Prototype of the #355 CNW Baldwin
Story and all photos by Eric Hundertmark.

This is one of two hand-built prototypes of the 355 Baldwin.

Maury Romer authenticated this item for me, and explained that when they made a new item like this, they would usually start with 2 samples – one for photographic use and one to display at the Toy Fair.  I was aware of a second of these that at one time was in a collection in Ohio, but I am not sure where it is now.  It is interesting to compare this prototype to the picture of the set on the bottom of page 4 of the 1956 catalog (D1866 or D1867).

The item photographed in the catalog matches mine exactly, with only two exceptions – the presence of the air horns on the hood, and the diagonal stripes on the running boards run the opposite direction.  Therefore I conclude that the one that was in Ohio was the one for photographing, and mine was for display at the 1956 Toy Fair.
Note from The Gilbert Gallery: Here it is blown up.  The close-up and the drawing on the same page of the catalog reveal one other subtle difference: the presence of an additional piece of plactic in from of the platform.

As far as construction, the entire thing is hand made and hand painted, with the exception of the wheels, axles, couplers, and coupler centering springs (all of which were parts that were already in use at that time).  All other parts would have been new, and were hand made.  Pay particular attention to the construction of the steps, which differs significantly from the later production moldings.  There was no attempt to make this item operational – the trucks used a block of wood, and the wheels do not even spin.

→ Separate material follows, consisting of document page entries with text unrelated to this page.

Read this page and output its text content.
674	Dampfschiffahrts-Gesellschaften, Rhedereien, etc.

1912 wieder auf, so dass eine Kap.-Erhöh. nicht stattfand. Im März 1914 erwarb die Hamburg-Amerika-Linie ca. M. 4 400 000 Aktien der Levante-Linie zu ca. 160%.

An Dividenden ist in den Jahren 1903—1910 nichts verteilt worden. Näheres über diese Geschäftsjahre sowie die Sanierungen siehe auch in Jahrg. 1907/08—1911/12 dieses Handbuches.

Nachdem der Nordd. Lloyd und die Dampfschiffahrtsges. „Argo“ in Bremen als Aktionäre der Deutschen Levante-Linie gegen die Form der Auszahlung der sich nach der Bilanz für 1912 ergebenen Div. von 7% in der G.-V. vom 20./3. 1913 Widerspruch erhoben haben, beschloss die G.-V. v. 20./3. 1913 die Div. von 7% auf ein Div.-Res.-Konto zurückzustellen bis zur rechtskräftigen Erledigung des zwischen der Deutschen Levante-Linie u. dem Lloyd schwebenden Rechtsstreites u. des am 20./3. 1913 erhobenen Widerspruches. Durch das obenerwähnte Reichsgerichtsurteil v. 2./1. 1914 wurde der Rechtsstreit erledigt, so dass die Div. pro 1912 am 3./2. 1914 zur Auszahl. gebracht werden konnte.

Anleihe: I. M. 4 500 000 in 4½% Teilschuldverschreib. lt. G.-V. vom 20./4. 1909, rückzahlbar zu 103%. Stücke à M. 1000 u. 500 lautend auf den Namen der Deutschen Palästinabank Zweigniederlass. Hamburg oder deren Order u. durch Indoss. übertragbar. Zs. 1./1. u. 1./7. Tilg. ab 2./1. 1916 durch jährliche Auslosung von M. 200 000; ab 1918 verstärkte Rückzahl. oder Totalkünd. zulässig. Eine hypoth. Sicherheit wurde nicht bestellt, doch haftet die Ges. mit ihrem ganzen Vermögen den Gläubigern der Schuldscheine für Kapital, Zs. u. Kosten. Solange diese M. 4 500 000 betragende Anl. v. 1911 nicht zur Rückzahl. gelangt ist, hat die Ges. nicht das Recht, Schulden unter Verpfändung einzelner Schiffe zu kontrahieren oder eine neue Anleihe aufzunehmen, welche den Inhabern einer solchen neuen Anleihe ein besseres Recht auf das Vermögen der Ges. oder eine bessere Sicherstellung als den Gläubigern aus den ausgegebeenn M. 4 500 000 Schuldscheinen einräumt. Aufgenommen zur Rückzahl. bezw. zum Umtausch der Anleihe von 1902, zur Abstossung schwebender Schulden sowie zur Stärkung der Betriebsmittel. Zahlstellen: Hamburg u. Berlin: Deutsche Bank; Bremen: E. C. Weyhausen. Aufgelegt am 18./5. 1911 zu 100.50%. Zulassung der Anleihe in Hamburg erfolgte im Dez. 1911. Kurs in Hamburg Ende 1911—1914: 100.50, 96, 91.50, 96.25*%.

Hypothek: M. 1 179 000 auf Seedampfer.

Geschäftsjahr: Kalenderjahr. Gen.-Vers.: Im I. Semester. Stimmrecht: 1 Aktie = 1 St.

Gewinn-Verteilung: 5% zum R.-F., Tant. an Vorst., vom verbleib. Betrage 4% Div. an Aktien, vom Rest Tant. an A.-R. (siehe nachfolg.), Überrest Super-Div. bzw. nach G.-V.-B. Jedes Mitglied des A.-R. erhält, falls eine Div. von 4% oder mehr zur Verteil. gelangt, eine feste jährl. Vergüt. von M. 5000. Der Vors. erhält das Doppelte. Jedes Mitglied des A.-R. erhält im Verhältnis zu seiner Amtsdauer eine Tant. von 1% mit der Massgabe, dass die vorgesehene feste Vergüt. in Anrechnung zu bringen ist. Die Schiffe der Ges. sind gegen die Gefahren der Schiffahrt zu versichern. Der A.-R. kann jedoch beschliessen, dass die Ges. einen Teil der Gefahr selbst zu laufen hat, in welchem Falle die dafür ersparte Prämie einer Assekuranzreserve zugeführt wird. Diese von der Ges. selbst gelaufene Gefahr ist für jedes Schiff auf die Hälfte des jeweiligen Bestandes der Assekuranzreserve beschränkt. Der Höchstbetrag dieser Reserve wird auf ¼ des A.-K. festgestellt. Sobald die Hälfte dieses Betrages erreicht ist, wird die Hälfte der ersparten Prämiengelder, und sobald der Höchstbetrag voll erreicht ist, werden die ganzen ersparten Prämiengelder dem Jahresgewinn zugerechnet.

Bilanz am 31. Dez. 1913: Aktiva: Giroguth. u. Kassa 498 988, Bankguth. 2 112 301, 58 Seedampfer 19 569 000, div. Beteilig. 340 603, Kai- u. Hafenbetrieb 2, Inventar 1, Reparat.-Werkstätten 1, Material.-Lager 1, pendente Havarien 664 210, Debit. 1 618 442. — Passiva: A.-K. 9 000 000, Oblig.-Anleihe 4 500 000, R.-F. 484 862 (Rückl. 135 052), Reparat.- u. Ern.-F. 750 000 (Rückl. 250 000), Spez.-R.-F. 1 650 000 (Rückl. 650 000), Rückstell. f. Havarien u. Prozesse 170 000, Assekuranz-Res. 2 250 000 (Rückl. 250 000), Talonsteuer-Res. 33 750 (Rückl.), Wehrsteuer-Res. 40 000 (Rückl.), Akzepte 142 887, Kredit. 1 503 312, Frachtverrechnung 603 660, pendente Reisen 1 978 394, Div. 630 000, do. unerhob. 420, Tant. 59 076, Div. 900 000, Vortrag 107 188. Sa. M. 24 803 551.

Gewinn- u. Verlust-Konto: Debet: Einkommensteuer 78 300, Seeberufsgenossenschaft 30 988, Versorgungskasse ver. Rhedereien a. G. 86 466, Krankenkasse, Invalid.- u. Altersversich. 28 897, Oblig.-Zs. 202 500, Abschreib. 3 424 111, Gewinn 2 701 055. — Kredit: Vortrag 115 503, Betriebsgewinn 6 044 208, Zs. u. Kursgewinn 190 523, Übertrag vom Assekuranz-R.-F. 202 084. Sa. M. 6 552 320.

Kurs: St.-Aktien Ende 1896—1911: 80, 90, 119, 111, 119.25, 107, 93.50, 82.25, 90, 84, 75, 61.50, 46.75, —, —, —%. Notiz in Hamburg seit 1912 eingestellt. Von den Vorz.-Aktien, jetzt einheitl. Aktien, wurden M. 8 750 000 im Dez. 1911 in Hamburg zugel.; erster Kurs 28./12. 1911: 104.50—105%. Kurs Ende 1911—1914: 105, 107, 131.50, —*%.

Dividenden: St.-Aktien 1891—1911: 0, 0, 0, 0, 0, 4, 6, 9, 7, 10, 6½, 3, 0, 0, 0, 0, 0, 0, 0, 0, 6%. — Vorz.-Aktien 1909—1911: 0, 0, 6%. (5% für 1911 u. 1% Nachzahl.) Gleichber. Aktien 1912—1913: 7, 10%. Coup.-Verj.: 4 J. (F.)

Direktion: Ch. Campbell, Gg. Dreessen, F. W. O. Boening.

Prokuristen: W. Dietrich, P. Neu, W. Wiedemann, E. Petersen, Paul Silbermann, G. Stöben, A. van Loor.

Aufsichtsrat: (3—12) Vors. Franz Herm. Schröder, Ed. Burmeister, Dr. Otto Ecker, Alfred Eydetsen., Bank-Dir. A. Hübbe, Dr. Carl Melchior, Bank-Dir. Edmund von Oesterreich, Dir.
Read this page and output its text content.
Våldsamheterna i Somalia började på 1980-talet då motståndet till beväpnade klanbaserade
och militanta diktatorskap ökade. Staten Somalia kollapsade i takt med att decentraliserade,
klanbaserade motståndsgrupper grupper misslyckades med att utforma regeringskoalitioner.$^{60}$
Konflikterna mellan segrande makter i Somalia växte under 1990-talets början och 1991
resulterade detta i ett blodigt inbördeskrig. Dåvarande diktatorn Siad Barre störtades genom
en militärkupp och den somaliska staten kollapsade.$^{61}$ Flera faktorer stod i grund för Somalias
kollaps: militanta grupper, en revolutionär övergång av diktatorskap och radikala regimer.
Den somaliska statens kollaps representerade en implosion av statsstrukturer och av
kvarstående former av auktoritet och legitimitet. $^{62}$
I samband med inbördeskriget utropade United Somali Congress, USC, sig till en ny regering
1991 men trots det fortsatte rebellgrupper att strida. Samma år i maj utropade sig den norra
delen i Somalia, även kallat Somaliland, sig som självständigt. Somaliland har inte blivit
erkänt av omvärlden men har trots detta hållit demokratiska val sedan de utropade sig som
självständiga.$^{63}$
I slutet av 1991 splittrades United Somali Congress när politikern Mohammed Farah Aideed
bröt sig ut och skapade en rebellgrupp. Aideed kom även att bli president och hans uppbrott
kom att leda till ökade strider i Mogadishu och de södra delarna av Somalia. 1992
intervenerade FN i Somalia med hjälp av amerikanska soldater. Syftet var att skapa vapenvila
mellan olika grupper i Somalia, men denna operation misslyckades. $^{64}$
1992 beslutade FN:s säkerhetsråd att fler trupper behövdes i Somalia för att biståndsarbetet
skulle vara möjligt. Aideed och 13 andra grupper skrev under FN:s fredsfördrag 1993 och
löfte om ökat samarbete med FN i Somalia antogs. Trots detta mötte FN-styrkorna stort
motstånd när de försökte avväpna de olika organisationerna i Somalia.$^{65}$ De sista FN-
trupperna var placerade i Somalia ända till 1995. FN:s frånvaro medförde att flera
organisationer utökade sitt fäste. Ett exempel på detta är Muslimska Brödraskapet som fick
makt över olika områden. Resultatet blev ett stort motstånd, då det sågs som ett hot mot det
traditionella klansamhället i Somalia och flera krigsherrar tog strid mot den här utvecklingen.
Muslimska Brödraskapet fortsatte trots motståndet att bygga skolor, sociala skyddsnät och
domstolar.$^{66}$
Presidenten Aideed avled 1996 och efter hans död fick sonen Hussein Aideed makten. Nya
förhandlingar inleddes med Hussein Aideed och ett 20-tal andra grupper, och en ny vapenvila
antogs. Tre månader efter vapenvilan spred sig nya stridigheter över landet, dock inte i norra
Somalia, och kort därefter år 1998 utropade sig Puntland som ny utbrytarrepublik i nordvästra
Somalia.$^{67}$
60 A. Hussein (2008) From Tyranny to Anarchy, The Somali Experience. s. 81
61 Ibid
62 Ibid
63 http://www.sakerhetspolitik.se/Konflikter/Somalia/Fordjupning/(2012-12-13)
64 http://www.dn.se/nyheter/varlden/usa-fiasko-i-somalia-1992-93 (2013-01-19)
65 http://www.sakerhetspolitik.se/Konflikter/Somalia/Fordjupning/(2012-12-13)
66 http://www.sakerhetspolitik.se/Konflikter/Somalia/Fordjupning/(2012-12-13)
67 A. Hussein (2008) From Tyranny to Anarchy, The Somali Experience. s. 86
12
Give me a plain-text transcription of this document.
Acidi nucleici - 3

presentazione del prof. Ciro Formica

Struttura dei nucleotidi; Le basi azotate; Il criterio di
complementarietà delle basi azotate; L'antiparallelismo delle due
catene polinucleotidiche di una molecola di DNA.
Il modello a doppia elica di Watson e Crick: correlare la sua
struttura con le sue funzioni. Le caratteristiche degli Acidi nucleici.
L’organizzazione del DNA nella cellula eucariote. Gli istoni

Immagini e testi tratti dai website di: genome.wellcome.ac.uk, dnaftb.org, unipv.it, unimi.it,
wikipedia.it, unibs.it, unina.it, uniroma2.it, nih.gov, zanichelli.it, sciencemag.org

I bought this prototype in 1982 when Stewart Bearn, one of the charter members of the Train Collectors Association (TCA), was auctioning off much of his collection.  He explained that he obtained it in 1956 when he worked at a hobby shop in the Philadelphia area.  He was once given the task of driving a truck to New Haven to pick up an order, including a dozen of the cheapest catalogued sets which the store was going to offer on sale to attract business.  He remembered that one of the sets was in a much bigger box than the others, and this was sold to the first customer who came in to buy a set.  That customer returned to the store later that day carrying this engine, and explained that the box did not include the set he was expecting; he was not upset about this, because there was apparently a lot of other stuff in it, but he did not have a set to run because this engine was non-operational.  They accepted the non-operational engine from him and gave him another set, and since the engine was worthless to the store, Stewart took it home, not knowing what it was or how it got in the box.

When asked about this, Maury Romer figured out what must have happened.  First, note that at that time, Gilbert had an employees’ store where workers could buy any catalogued item at half the catalog price.  After the 1956 product line had been determined and developed in early 1956, there were a number of items on shelves in Maury’s office.  Later that year, not needing them anymore (or perhaps to make space to start on next year’s line), Maury assigned someone the task of putting all these items in a large box and taking them down for salvage, disposal, or storage.  This worker packed them in the box, but instead had it sealed and labeled as the cheapest catalogued set, and took it to the shipping dock, with the intention of buying the contents for half the price of the cheapest set.  However, before he could pick it up after paying for it, it was mistakenly thought to be part of the hobby shop’s order and loaded into Stewart’s truck.